I was praying the other day and I asked God—“What do you want me to do?” I felt this sense of quiet and into my mind came the words “I just want you to be still.” Those words surprised me. Here was not a call to action, but to inaction—a call to stop. I don’t think of myself as a busy person, especially currently since I don’t have a job and we’re in the middle of a quarantine. I don’t have a busy or even a full schedule. So what is it that I needed to cease doing in order to be still?
I am good at distracting myself. I tend to overthink, so oftentimes my solution is to ignore what I am overthinking about. What I should do is address it by taking it to the Lord, praying through it, do what I can do (if there is anything He wants me to do), and trust Him for the outcome. However, I distract myself with a movie, social media, calling a friend, playing a game, looking for comfort in forgetfulness. If I don’t think about it, I won’t be stressed or worried or faced with my inability to fix the problem. I create business, or I should say busyness, for myself.
I thought that the fact that I wasn’t focusing on or overthinking problems meant that I trusted God. But lack of thought does not equal presence of trust. I was choosing willful ignorance instead of informed trust in God. I was weakening my understanding of and belief in God’s power. I was stopping up my ears, trying to drown out the chaos and noise, but in doing so drowned out His voice as well. That is what I needed to stop doing.
God does not want us to blindly trip through life, keeping our eyes shut to avoid seeing the pain and suffering and hardship. When we do so we ignore the problem, yes, but we also ignore our need for a Savior. We miss the beauty and we miss witnessing our Father doing extraordinary things. Rather, He wants us to walk forward with confidence, for our God is the one who parted the Red Sea. Who felled Goliath by David’s hand. Who kept even the clothes of Shadrach, Meshach, and Abednego from being singed in the fiery furnace. Who calmed the winds and waves with only His words. Who cast out demons, and healed lepers, and raised the dead. Who will one day come again and make all things new.
“He will wipe away every tear from their eyes, and death shall be no more, neither shall there be mourning, nor crying, nor pain anymore, for the former things have passed away.” – Revelation 21:4
He is coming.
Oh Lord, haste the day.
While we wait for His return, we are reminded that He is not merely a future help but a very present help.
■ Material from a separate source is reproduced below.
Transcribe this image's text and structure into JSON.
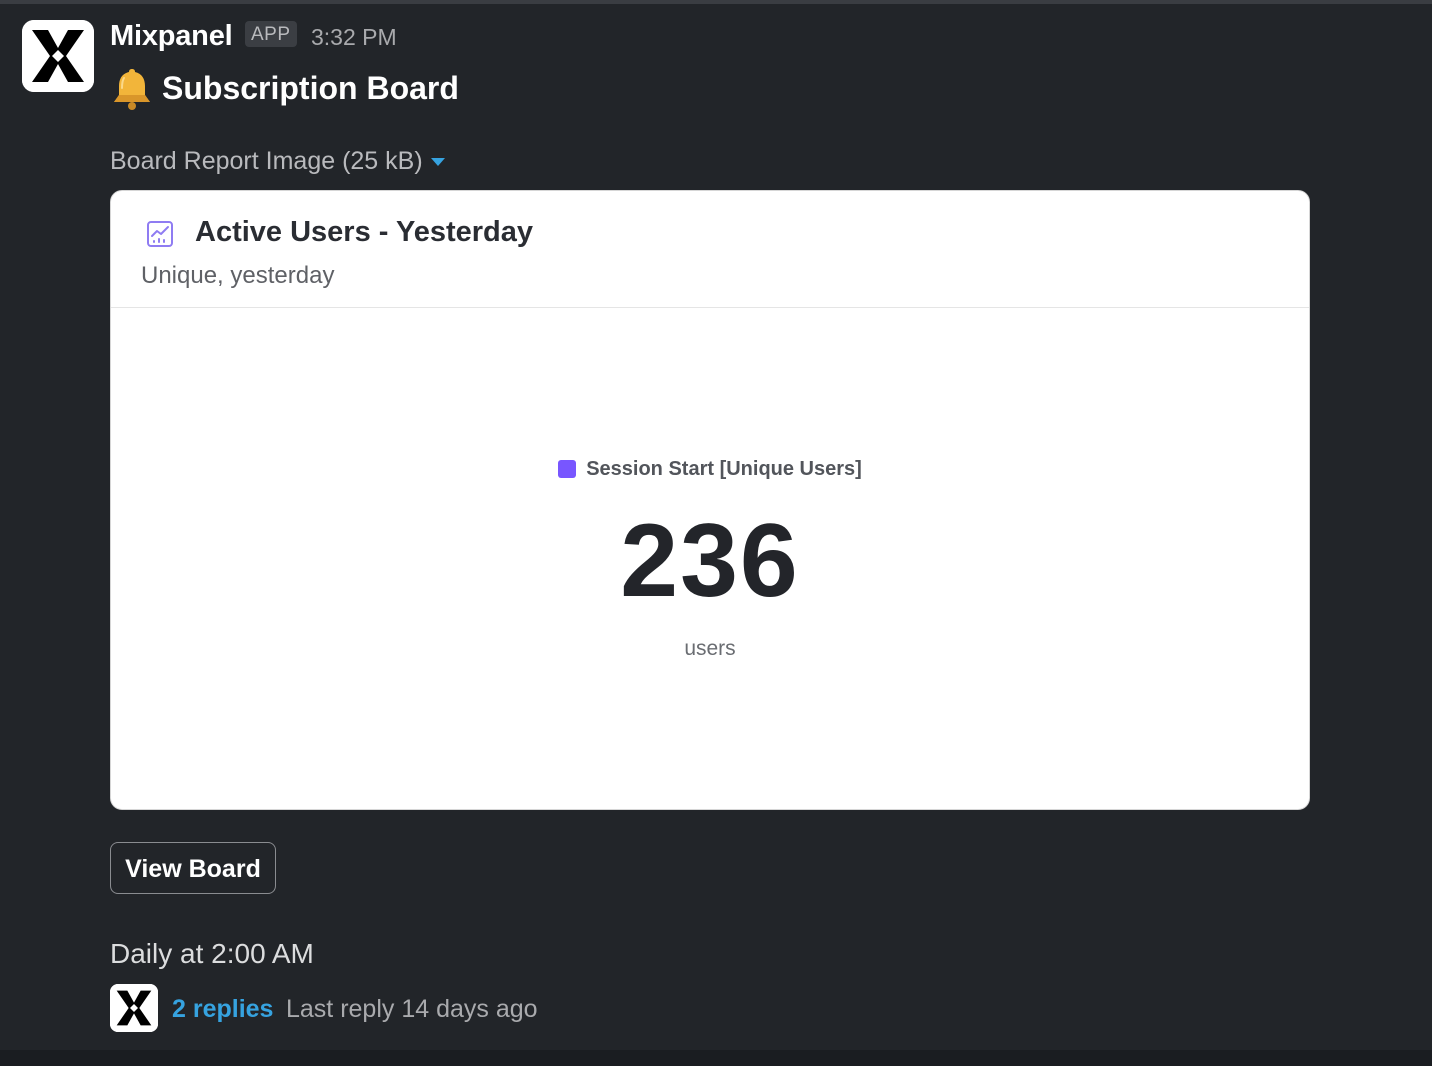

Psalm 46: 1-3 says,
“God is our refuge and strength,
a very present help in trouble.
Therefore we will not fear though the earth gives way,
though the mountains be moved into the heart of the sea,
though its waters roar and foam,
though the mountains tremble at its swelling.”
The beginning of verse 10 says, “Be still, and know that I am God.”
The psalmist acknowledges several circumstances that are frightening and much bigger than we can handle. Notice, however, that he first acknowledges the power and presence of God. It is because of God’s presence and power that we will not fear, though the very earth were to give way, not because we are distracting ourselves.
So, I encourage you to stop and be still. Find rest in the presence of God and comfort in the truth that He is our refuge and strength, a very present help in trouble.